Cellphone video screenshot (YouTube), Eric Garner chokehold by NYPD officer Daniel Pantaleo, 7-15-14

Cellphone video screenshot (YouTube), Eric Garner chokehold by NYPD officer Daniel Pantaleo, 7-15-14

Film the Police (1) — January 18, 2015. The killing of Eric Garner by members of the New York Police Department for the alleged but unproven crime of selling “loosies” — untaxed single cigarettes — happened just a ten-minute walk from our house on Staten Island’s North Shore. I decided to bring my perspective as a local (here since 1967) to bear on what’s become a high-profile example of a national problem whose images resonate.

Film the Police (2) — January 21, 2015. Continuing my discussion of the strained relationship between the minority citizens of Staten Island’s North Shore and the New York Police Dep’t.

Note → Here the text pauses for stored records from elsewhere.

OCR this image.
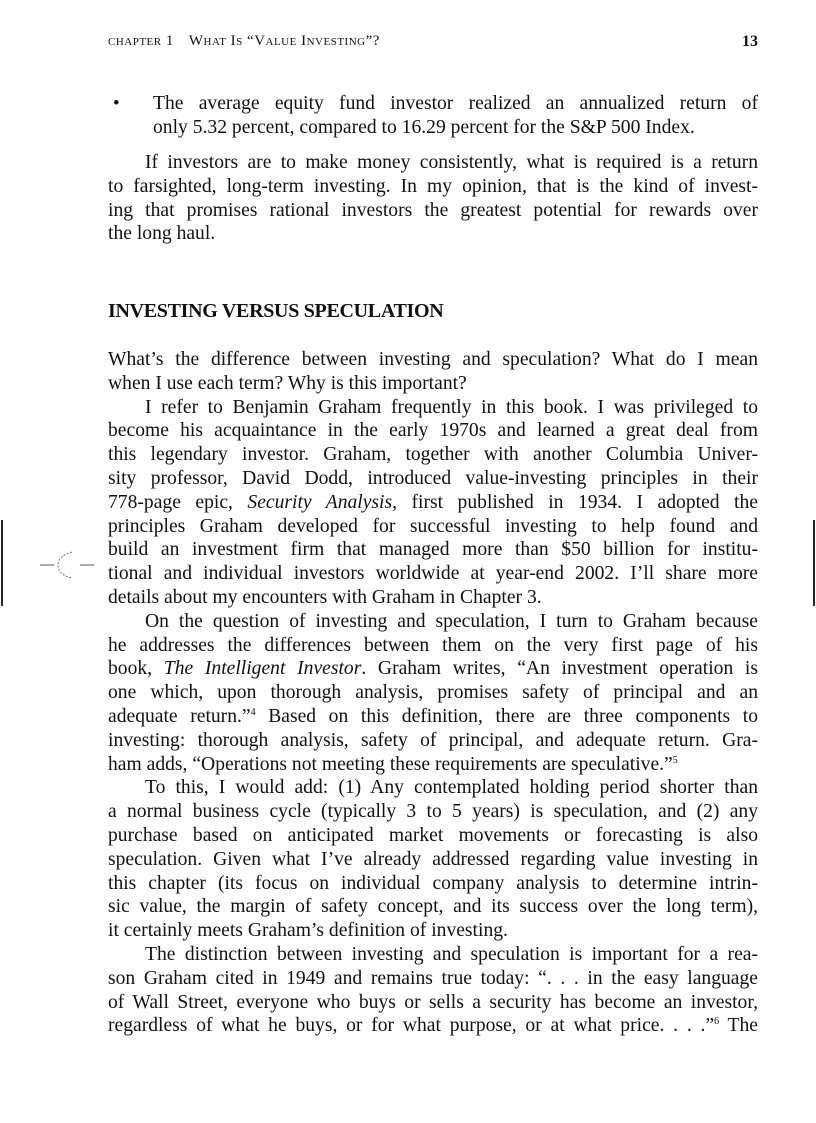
chapter 1 What Is “Value Investing”?	13
• The average equity fund investor realized an annualized return of
only 5.32 percent, compared to 16.29 percent for the S&P 500 Index.
If investors are to make money consistently, what is required is a return
to farsighted, long-term investing. In my opinion, that is the kind of invest-
ing that promises rational investors the greatest potential for rewards over
the long haul.
INVESTING VERSUS SPECULATION
What’s the difference between investing and speculation? What do I mean
when I use each term? Why is this important?
I refer to Benjamin Graham frequently in this book. I was privileged to
become his acquaintance in the early 1970s and learned a great deal from
this legendary investor. Graham, together with another Columbia Univer-
sity professor, David Dodd, introduced value-investing principles in their
778-page epic, Security Analysis, first published in 1934. I adopted the
principles Graham developed for successful investing to help found and
build an investment firm that managed more than $50 billion for institu-
tional and individual investors worldwide at year-end 2002. I’ll share more
details about my encounters with Graham in Chapter 3.
On the question of investing and speculation, I turn to Graham because
he addresses the differences between them on the very first page of his
book, The Intelligent Investor. Graham writes, “An investment operation is
one which, upon thorough analysis, promises safety of principal and an
adequate return.”$^4$ Based on this definition, there are three components to
investing: thorough analysis, safety of principal, and adequate return. Gra-
ham adds, “Operations not meeting these requirements are speculative.”$^5$
To this, I would add: (1) Any contemplated holding period shorter than
a normal business cycle (typically 3 to 5 years) is speculation, and (2) any
purchase based on anticipated market movements or forecasting is also
speculation. Given what I’ve already addressed regarding value investing in
this chapter (its focus on individual company analysis to determine intrin-
sic value, the margin of safety concept, and its success over the long term),
it certainly meets Graham’s definition of investing.
The distinction between investing and speculation is important for a rea-
son Graham cited in 1949 and remains true today: “. . . in the easy language
of Wall Street, everyone who buys or sells a security has become an investor,
regardless of what he buys, or for what purpose, or at what price. . . .”$^6$ The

So many cops — most of them white — live here, in mostly white enclaves, that Staten Island has “the second-heaviest concentration of law enforcement officers [as residents] anywhere in the country,” according to census figures. Concluding with a call for more citizen-journalist surveillance of the police.

What Makes One Photo Worth $2.9 Million? — January 24, 2015. In response to the inexplicable December 9, 2014 sale by Australian photographer Peter Lik of his photograph entitled “Phantom” for a record-setting $6.5 million, I offer an essay of mine published in China in 2007 about the more explicable sale in 2006 of Edward Steichen’s 1904 pictorialist gem, “The Pond — Moonlight,” for less than half the amount paid for Lik’s print.

A. .D. Coleman with unexposed, developed Tri-X filmstrip, January 23, 2015

A. .D. Coleman with unexposed, developed Tri-X filmstrip, January 23, 2015

• Alternate History: Robert Capa on D-Day, 19 — January 27, 2015. Former LIFE picture editor John Morris elaborates his latest tale tall, this one primarily concerning the magical “advance packet” of Robert Capa’s films that, 70 years later, Morris suddenly remembers receiving on June 7, 1944, ahead of the arrival of Capa’s ten exposures from Omaha Beach. I poke some holes in (and fun at) this clumsy fiction. First of three parts.

A veritable smorgasbord. To give subscribers time to catch up and comment, I’ll hold off on new posts till the end of the coming week.